The new hire X factor

Across all industries from technology to manufacturing, health care and professional services, the battle cry of many hiring managers is the difficulty in finding candidates who will fit within their corporate culture. Having recently worked with a number of clients on their hiring needs, I know the dilemma all too well – resumes come in, candidates interview, but none present themselves as the right person for the job.

Even as hiring managers find individuals with the right skill set and commitment – which is a tall order in and of itself – unknowns remain. What’s missing? What can be done to ensure your next hire is the right hire?

Cultural fit is one of the primary “x factors” in assess and hiring new staff. Something that is difficult to pinpoint in one or two meetings. But it can be as important, if not more so than practical experience in gauging a candidates potential success in a new role.

The way an employee interacts with others both internally and externally is core to cultural fit. Such intangibles as organization, leadership and authenticity factor into it. Basically, cultural fit is the ability of an employee to feel comfortable in his or her own skin in the workplace.

As hiring managers, the responsibility is to establish expectations around company culture and share the key attributes with candidates from the outset, such as team orientation, community involvement, achievement awards and company celebrations. That way, new employees aren’t caught off guard as they’re asked to plant trees or share their birthday as part of their work day.

In addition, basic standards such as timely delivery of deadlines, use of technology during meetings and sharing workplace news on social media can be unknowns to new employees during their first few weeks and months. These may seem obvious to more tenured staff, but can be disarming to new hires, potentially undermining opportunities for successful execution of their day-to-day responsibilities, if not effectively communicated.

To suss out whether or not candidates have what it takes to be successful within the particular culture of a company can be identified with a few non-traditional interviewing tips. Know that a candidate is on the short-list for an open position? Schedule time with him or her to take a walk with the hiring manager or peers of the role.  The “walking meeting” is a more authentic way to share insights about the company, while also learning more than would be typical in a formal interview.

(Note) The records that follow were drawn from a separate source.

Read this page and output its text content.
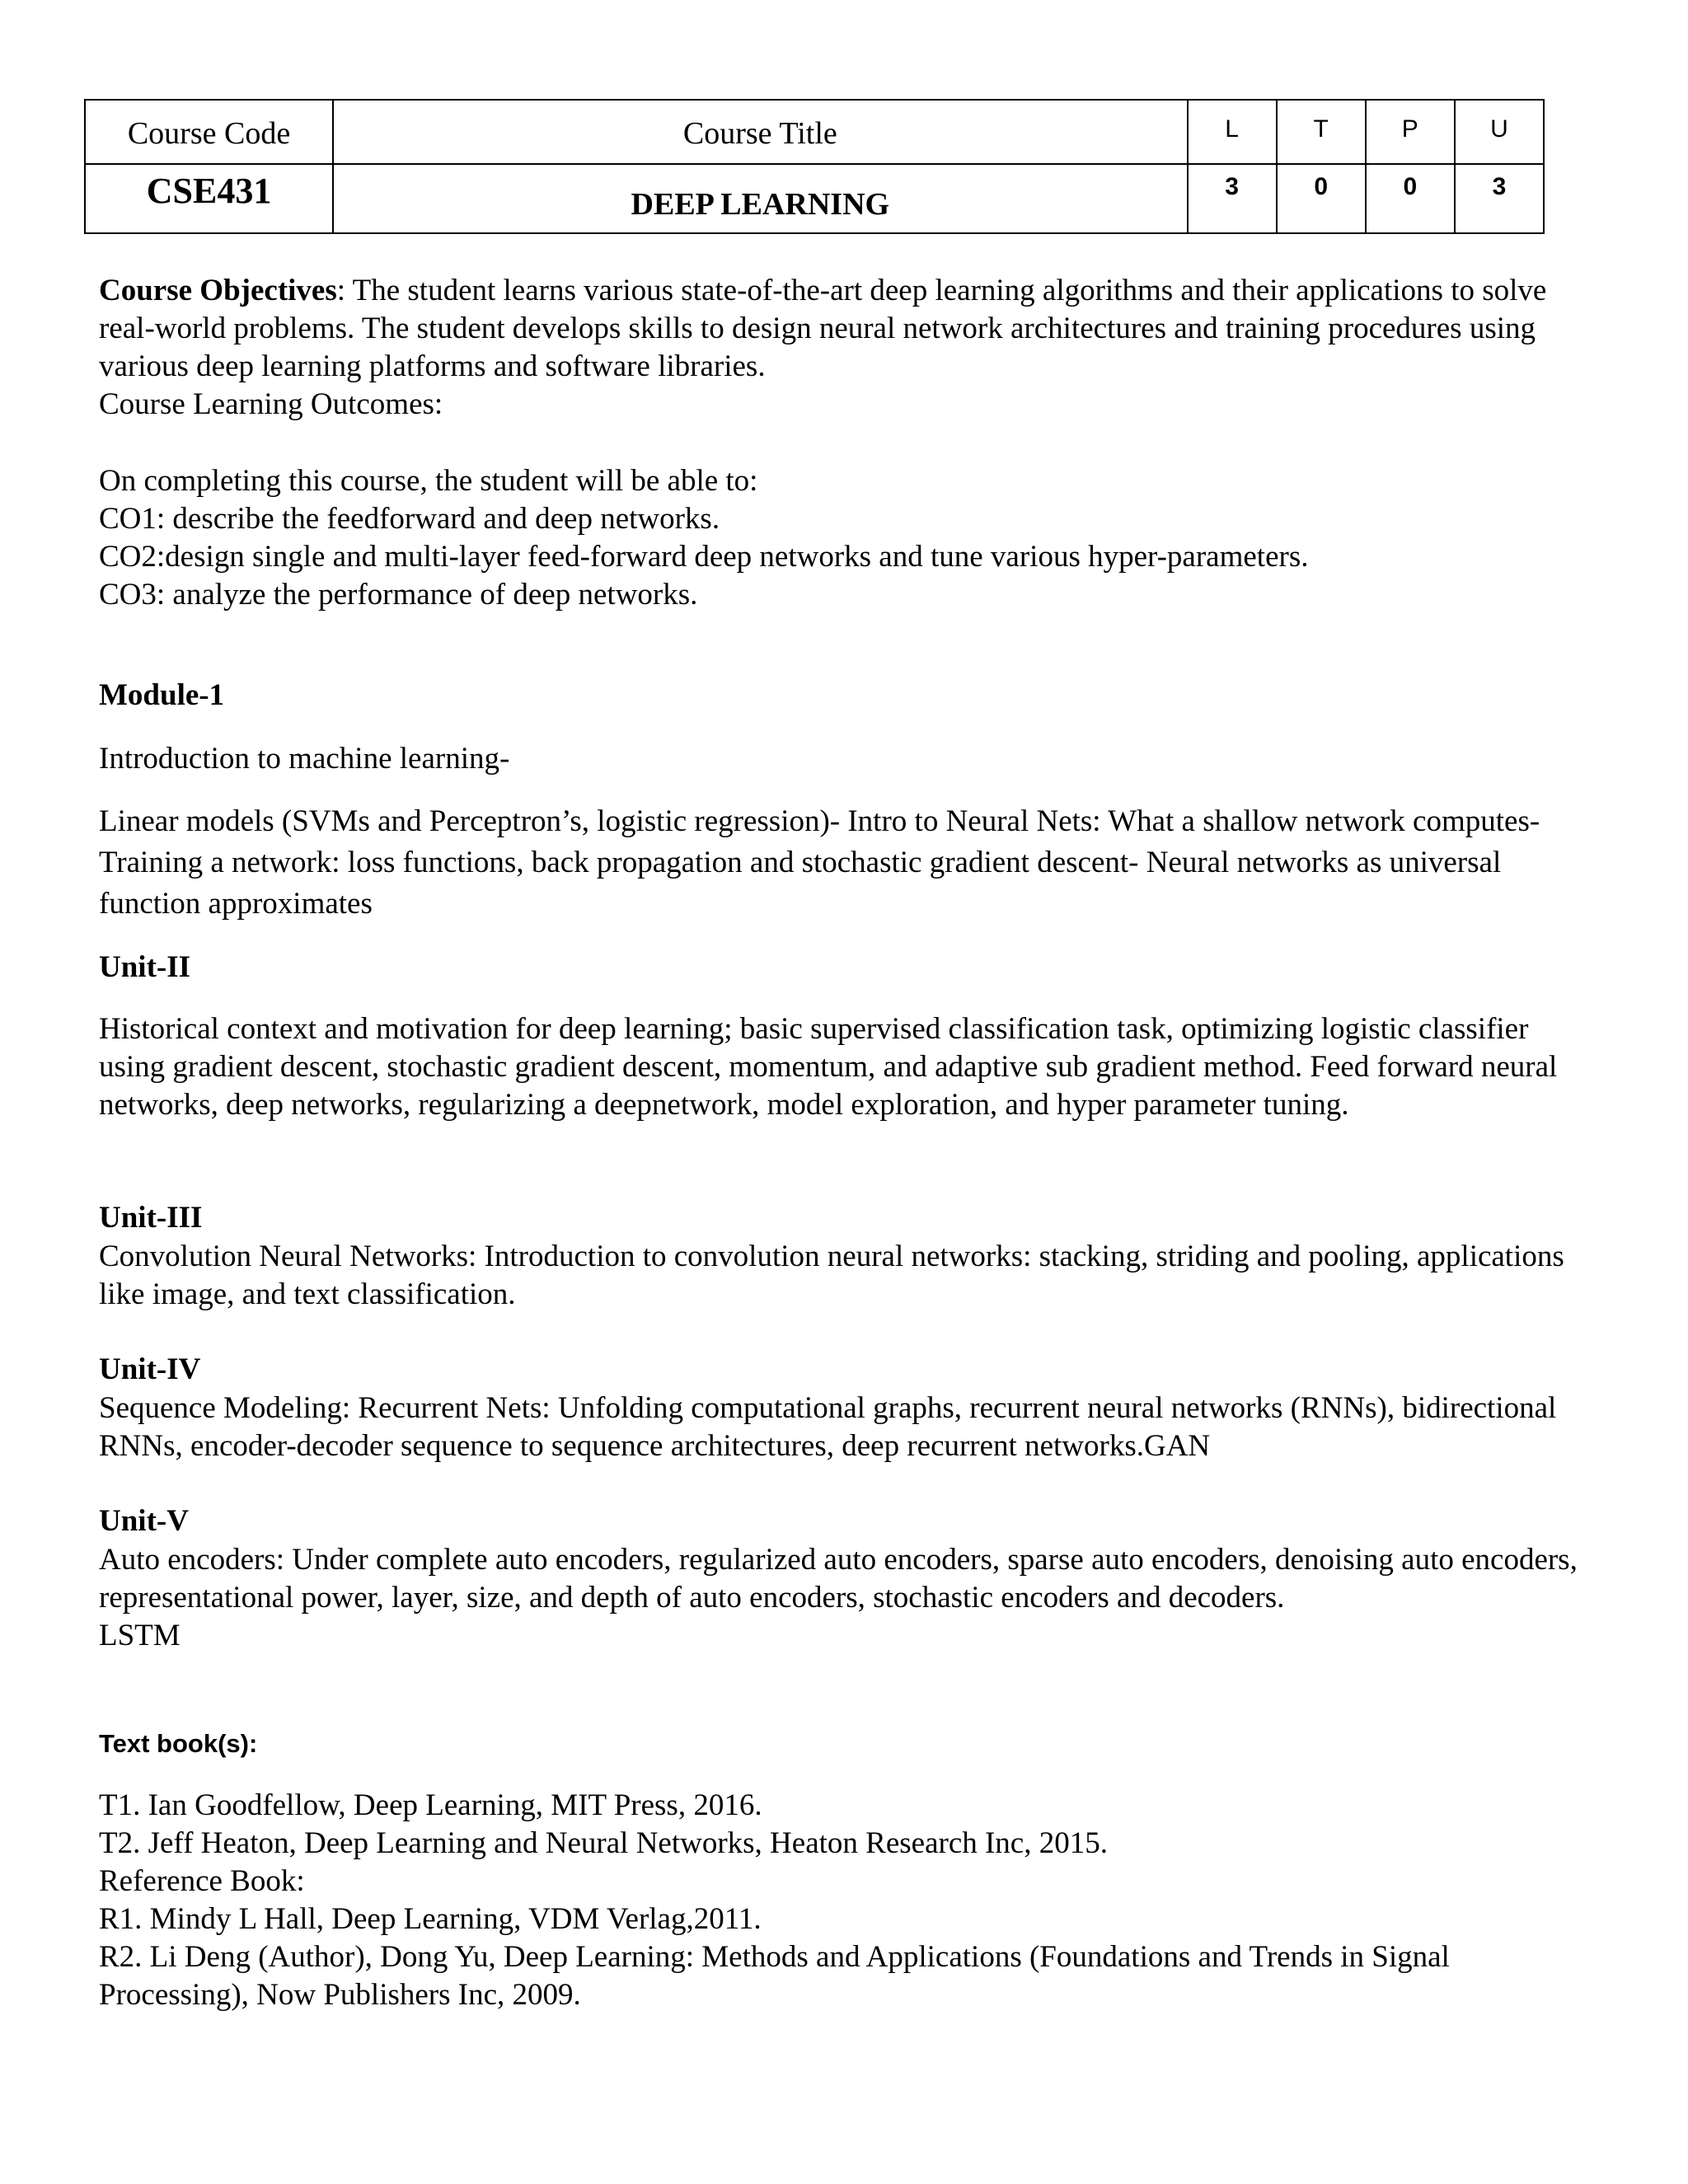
Course Code	Course Title	L	T	P	U

CSE431	DEEP LEARNING	3	0	0	3
Course Objectives: The student learns various state-of-the-art deep learning algorithms and their applications to solve real-world problems. The student develops skills to design neural network architectures and training procedures using various deep learning platforms and software libraries.
Course Learning Outcomes:
On completing this course, the student will be able to:
CO1: describe the feedforward and deep networks.
CO2:design single and multi-layer feed-forward deep networks and tune various hyper-parameters.
CO3: analyze the performance of deep networks.
Module-1
Introduction to machine learning-
Linear models (SVMs and Perceptron’s, logistic regression)- Intro to Neural Nets: What a shallow network computes- Training a network: loss functions, back propagation and stochastic gradient descent- Neural networks as universal function approximates
Unit-II
Historical context and motivation for deep learning; basic supervised classification task, optimizing logistic classifier using gradient descent, stochastic gradient descent, momentum, and adaptive sub gradient method. Feed forward neural networks, deep networks, regularizing a deepnetwork, model exploration, and hyper parameter tuning.
Unit-III
Convolution Neural Networks: Introduction to convolution neural networks: stacking, striding and pooling, applications like image, and text classification.
Unit-IV
Sequence Modeling: Recurrent Nets: Unfolding computational graphs, recurrent neural networks (RNNs), bidirectional RNNs, encoder-decoder sequence to sequence architectures, deep recurrent networks.GAN
Unit-V
Auto encoders: Under complete auto encoders, regularized auto encoders, sparse auto encoders, denoising auto encoders, representational power, layer, size, and depth of auto encoders, stochastic encoders and decoders.
LSTM
Text book(s):
T1. Ian Goodfellow, Deep Learning, MIT Press, 2016.
T2. Jeff Heaton, Deep Learning and Neural Networks, Heaton Research Inc, 2015.
Reference Book:
R1. Mindy L Hall, Deep Learning, VDM Verlag,2011.
R2. Li Deng (Author), Dong Yu, Deep Learning: Methods and Applications (Foundations and Trends in Signal Processing), Now Publishers Inc, 2009.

For businesses both big and small, here are few conversation starters, while cruising around the block or meeting up at a local park.

If volunteerism is important within the company culture, check-in with the candidate about his or her own involvement in the community. Even try asking them what’s the biggest mess, literally a mess, they’ve made in their personal lives lately, such as cleaning the garage or gardening. If they are willing to get dirty at home, they are likely to be okay with it in the workplace and volunteering can often be dirty work.

And, inquire about their perfect meeting – is it fully structured or more free form? Do they enjoy brainstorming? Knowing how they would ideally approach meetings will provide valuable insights into the way they will gel with the existing team.

Lastly, if they were in charge, what’s one new program they would work to implement. Perhaps mentoring is important to the candidate or initiating a leadership program. Alternatively, they might suggest ride-alongs for operational staff with sales to cross-train the workforce. Skies the limit.

These conversations will be invaluable in getting at cultural fit early on, setting the foundation for success and hopefully reducing attrition as employees find the company as a home where they can truly be themselves and find success.